Лет пятнадцать назад, когда село
Нынче со дня трагедии минуло пятнадцать лет, и ближе к вечеру директор совхоза Рустэм Гаджиев пришел навестить могилы погибших вместе со своей дочерью Халидой.
— Значит, его и вправду уже нет, — тихо проронила она, кладя цветы рядом с крестом, на котором был прикреплен портрет красивой молодой женщины. — Он в этот день всегда…
Рустэм понял, что хотела сказать дочь — в годовщину смерти матери, погибшей в катастрофе, Юрий не мог бы не приехать сюда… если бы был жив. Рука отца легла на плечо молодой женщины, боль ее души стократно отозвалась в его сердце.
— Доченька, свет очей моих, — дрогнувшим голосом сказал он, — я жизнь отдал бы для твоего счастья.
— Знаю, папа, — Халида щекой коснулась его руки, — но что-то все время заставляло меня верить.
— Не надо об этом, — попросил отец, — ты ведь умница и понимаешь, что сейчас об этом тебе думать не надо.
— Да, папа, но не хватает сил, — она печально взглянула на свой выпирающий живот и тяжело вздохнула: — Я ведь даже не успела ему сказать, если б он знал, то все, возможно было бы иначе, он бы никогда… Это я во всем виновата, папа!
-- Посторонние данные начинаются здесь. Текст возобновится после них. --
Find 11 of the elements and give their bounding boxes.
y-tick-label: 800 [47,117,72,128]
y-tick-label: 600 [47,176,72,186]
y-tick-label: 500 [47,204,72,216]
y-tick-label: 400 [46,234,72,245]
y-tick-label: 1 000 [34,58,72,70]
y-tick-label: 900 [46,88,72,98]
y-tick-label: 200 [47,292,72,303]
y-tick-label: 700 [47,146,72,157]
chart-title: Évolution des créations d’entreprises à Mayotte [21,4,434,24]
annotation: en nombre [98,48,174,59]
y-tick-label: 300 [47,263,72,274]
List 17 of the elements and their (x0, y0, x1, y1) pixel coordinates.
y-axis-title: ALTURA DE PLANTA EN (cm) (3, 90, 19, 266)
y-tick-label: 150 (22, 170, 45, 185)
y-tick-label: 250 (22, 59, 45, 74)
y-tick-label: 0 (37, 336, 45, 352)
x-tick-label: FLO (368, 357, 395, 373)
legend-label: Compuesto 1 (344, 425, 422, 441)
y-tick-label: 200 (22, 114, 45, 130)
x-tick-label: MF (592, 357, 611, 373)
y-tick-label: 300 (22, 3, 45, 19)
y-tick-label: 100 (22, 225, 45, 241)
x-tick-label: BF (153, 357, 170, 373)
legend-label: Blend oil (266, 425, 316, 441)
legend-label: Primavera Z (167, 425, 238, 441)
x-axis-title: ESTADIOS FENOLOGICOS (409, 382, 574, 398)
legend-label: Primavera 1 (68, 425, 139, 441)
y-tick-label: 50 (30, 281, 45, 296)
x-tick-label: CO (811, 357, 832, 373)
— Халида, ты огорчаешь меня, не говори бессмысленные вещи! — он хотел сказать это строгим тоном, но не сумел.
Четыре жены Рустэма Гаджиева родили ему пятнадцать сыновей, но только одну дочь, и дитя это было для него дороже всего на свете, он никогда не мог по-настоящему сердиться на нее.
— Папа, когда ты в последний раз приезжал и в Москву и говорил со следователем, он… что он сказал тебе?
Рустэм с нарочитым удивлением приподнял брови:
— Не понимаю, я ведь все тебе рассказал.
…Конечно, он рассказал ей не все. Халида не знала, что в середине апреля рабочие, осушая котлован в районе Ясенево в двух километрах от их дома, обнаружили труп мужчины. Вода в котловане, находящимся рядом с теплотрассой, не замерзала всю зиму, поэтому от тела мало, что осталось, но на нем было надето зимнее кожаное пальто Юрия. Приехавшие из Ленинграда Сергей и Наташа Муромцевы опознали пальто — это был их подарок племяннику ко дню рождения. К тому же в кармане лежали его документы. Наскоро проведенная экспертиза не обнаружила следов насилия и указала наиболее вероятную причину смерти — утопление. Это подтверждало первоначальную версию следствия — самоубийство на почве нервного срыва. Следователь так и объяснил прилетевшим в Москву Рустэму Гаджиеву, его сыну Ильдериму: после разговора с оппонентом, приведшего их зятя в состояние стресса, он, не дойдя до дома, решил свести счеты с жизнью.